开发人员通过将任务分解为多个子任务来管理复杂性。在普通的单线程代码中,子任务顺序执行。然而,如果子任务彼此充分独立,并且如果有足够的硬件资源,则可以通过同时执行子任务来使整体任务运行得更快(即,具有更低的延迟)。例如,如果每个 I/O 操作在自己的线程中并发执行,则由多个 I/O 操作组成的任务将运行得更快。虚拟线程 ( JEP 444 ) 使为每个此类 I/O 操作专用一个线程变得经济高效,但管理可能产生的大量线程仍然是一个挑战。
该提案还号称参考了 Erlang
Structured concurrency is an approach to concurrent programming that preserves the natural relationship between tasks and subtasks, which leads to more readable, maintainable, and reliable concurrent code. The term "structured concurrency" was coined by Martin Sústrik and popularized by Nathaniel J. Smith. Ideas from other languages, such as Erlang's hierarchical supervisors, inform the design of error handling in structured concurrency.
但是在 erlang 的视角, process 本身就是贯穿性的任务实体, 而 virtual thread 相当于 erlang 的 process, 按此推理, virtual thread 形成一个层次化的关系, 就可以表达任务及其子任务.
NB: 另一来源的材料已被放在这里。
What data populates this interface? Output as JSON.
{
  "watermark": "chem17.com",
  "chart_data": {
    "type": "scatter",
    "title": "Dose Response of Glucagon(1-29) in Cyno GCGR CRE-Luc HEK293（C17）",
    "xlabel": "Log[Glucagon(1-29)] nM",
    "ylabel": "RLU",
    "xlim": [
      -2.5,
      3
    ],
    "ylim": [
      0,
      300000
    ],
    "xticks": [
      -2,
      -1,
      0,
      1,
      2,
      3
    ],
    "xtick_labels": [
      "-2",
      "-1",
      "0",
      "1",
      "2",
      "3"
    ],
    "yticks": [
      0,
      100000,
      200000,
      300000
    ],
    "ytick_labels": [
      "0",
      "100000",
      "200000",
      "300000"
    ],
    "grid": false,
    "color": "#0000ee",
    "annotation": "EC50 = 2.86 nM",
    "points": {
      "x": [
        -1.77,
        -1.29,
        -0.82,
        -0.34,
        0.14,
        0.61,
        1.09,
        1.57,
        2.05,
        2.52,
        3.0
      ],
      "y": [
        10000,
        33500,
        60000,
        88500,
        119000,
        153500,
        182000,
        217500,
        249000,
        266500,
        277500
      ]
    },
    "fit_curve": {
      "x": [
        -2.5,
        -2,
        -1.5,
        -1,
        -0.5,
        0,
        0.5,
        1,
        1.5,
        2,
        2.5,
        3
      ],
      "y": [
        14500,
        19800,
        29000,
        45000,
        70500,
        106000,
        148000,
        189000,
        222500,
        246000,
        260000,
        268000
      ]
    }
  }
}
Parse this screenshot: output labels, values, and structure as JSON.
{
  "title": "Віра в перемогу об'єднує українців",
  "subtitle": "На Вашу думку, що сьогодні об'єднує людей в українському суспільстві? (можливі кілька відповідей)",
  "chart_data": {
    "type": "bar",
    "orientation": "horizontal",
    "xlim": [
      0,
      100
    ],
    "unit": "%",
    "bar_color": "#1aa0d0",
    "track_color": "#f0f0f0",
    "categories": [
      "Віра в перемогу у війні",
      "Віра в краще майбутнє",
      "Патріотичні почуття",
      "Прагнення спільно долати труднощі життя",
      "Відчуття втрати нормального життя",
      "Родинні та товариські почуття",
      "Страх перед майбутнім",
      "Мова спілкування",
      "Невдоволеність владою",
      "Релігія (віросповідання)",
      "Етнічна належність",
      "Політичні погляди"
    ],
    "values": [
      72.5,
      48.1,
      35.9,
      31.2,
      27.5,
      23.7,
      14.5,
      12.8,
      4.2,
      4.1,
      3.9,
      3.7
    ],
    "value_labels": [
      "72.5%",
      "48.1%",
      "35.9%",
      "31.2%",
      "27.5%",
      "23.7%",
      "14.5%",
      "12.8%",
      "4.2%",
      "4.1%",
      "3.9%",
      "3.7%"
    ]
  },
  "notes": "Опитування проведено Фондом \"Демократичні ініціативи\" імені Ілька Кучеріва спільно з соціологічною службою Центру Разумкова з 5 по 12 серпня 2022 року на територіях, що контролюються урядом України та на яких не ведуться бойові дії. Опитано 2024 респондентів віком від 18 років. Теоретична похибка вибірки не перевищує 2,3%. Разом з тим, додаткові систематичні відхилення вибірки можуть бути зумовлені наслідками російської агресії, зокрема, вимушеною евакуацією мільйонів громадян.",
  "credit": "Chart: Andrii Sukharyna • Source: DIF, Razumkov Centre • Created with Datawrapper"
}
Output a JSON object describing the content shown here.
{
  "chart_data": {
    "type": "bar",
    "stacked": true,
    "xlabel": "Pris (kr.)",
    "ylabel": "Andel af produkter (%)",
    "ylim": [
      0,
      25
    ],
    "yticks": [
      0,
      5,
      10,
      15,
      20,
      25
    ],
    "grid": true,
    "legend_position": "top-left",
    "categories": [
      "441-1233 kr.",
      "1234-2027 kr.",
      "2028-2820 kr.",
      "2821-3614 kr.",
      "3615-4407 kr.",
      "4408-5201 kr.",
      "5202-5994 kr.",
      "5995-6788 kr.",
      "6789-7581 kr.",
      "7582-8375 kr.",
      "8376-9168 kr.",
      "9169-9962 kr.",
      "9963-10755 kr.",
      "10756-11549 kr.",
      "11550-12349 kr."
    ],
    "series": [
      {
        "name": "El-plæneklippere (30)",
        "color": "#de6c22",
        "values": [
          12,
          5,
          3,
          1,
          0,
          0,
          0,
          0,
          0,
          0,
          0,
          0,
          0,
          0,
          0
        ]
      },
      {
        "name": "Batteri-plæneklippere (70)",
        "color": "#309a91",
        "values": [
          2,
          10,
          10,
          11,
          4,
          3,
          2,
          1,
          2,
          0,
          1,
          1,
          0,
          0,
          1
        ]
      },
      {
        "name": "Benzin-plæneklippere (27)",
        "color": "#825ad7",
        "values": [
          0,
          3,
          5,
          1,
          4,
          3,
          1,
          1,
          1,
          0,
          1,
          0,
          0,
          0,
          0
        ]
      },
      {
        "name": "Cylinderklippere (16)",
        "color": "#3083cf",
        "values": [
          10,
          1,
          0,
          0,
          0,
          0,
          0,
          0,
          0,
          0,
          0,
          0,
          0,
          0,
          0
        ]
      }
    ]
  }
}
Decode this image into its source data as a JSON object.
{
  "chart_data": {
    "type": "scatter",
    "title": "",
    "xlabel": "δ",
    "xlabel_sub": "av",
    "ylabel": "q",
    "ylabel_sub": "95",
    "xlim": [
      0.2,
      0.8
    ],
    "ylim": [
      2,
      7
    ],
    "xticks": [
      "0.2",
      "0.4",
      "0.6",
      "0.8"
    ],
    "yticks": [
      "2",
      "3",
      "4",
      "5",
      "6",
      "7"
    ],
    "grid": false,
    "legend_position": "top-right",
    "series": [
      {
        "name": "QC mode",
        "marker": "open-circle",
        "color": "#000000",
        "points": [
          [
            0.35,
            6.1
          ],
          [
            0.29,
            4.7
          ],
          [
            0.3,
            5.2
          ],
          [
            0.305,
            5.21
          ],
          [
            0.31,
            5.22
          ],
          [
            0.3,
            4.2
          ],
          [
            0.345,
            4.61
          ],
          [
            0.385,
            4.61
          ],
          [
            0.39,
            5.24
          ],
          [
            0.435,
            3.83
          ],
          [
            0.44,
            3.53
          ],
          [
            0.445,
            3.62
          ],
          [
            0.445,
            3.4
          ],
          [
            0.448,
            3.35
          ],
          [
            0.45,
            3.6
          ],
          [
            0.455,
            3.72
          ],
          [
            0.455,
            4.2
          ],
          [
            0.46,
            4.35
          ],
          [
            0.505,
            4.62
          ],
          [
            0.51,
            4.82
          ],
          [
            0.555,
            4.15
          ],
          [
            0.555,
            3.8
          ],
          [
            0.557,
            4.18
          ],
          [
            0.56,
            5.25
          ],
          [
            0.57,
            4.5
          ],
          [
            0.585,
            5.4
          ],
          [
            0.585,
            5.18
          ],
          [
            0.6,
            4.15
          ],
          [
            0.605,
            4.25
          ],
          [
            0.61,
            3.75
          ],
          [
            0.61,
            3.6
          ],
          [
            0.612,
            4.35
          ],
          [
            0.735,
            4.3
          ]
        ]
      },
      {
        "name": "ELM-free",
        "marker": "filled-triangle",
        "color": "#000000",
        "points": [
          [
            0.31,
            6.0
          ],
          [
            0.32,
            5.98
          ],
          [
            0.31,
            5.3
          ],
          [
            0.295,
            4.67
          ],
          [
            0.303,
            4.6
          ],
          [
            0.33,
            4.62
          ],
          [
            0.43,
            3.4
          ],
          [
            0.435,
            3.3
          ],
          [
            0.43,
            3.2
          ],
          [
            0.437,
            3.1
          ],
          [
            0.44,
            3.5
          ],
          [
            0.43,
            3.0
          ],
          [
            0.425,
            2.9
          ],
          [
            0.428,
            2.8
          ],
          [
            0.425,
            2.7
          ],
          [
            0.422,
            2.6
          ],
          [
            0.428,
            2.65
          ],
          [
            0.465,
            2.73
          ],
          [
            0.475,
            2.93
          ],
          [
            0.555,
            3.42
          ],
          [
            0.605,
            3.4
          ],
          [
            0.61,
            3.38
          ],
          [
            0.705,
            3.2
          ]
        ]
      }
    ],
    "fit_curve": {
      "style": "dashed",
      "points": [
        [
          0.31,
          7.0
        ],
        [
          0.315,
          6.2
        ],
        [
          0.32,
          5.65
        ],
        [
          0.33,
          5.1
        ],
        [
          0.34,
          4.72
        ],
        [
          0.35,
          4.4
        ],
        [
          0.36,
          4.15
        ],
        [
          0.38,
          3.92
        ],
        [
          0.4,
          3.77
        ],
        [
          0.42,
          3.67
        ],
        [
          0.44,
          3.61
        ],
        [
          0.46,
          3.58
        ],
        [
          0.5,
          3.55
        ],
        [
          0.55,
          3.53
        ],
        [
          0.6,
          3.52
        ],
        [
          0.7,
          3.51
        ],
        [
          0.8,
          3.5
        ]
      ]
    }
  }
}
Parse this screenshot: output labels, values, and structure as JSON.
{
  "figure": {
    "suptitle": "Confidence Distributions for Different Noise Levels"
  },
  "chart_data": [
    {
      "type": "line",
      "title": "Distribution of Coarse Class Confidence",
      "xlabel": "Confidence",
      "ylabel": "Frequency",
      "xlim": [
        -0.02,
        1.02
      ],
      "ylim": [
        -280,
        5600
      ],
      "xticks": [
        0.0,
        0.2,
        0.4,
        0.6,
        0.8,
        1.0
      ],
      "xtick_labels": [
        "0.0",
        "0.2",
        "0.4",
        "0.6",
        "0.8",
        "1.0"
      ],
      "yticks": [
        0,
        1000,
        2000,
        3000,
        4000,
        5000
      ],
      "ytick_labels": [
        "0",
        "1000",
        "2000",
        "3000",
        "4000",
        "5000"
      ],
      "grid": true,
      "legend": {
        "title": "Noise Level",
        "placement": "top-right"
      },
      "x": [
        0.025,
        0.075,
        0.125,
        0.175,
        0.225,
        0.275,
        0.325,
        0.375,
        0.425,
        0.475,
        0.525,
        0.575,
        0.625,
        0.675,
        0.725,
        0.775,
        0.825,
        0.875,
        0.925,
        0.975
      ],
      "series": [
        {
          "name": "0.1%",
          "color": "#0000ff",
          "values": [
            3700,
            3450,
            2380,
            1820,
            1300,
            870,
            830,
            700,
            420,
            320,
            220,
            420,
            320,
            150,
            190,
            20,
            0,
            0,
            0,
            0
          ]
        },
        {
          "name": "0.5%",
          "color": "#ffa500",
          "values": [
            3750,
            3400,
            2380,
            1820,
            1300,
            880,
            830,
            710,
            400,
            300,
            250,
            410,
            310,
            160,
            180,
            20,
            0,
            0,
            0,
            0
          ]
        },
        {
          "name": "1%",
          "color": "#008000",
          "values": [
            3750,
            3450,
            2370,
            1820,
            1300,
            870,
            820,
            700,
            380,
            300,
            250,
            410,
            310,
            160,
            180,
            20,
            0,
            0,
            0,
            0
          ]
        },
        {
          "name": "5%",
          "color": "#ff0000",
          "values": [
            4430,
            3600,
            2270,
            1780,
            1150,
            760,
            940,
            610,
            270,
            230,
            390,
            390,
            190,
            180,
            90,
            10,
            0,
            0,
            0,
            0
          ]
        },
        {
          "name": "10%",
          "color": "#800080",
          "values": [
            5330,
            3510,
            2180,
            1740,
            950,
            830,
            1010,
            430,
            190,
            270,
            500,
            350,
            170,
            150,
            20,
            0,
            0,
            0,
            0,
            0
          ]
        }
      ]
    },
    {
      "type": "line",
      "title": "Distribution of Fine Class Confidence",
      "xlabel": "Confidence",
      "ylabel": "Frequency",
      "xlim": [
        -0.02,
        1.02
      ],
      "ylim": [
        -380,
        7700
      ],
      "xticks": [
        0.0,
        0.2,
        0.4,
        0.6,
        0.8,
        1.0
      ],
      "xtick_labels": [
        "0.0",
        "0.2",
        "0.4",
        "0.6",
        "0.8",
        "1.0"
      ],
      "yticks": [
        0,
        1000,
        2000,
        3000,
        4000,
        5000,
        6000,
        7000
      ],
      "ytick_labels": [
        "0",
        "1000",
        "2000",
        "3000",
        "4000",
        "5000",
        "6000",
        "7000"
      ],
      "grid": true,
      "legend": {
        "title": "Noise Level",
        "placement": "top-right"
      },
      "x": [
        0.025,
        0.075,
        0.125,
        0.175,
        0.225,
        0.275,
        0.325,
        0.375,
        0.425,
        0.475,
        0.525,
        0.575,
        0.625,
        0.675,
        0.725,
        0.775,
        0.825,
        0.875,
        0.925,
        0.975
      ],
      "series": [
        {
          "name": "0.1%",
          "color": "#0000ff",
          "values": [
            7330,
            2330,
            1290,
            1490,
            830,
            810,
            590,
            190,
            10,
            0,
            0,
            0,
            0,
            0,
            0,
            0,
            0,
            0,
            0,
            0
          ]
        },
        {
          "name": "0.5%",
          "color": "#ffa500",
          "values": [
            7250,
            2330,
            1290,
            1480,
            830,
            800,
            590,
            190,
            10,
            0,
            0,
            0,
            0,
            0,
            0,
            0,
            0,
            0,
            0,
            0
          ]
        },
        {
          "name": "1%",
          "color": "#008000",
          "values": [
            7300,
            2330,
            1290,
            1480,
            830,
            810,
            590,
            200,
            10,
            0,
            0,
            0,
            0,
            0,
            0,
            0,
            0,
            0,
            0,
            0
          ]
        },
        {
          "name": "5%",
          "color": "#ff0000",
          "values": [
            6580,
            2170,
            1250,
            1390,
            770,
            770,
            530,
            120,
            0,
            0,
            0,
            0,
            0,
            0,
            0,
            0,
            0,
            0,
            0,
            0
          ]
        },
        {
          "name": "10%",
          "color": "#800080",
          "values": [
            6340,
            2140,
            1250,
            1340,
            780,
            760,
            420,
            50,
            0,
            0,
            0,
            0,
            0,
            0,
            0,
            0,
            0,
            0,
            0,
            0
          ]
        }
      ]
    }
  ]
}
在 ExecutorService 时代, 线程很贵, Java 的 Runnable Callable 跨越了多个线程, 将任务分布于线程上, 是很高明的设计. 但 virtual thread 已经不需要这种巧妙的设计了————这不知道是进步还是退步————既然选择了 virtual thread 新的并发模型就应当以 virtual thread 出发. 遗憾的是, virtual thread 努力摆脱的 reactive 编程 在这个结构化并发的提案里又回来了.
virtual thread 再加一个 channel 就相当于 golang 了, 搞并发的不妨别管 JEP462.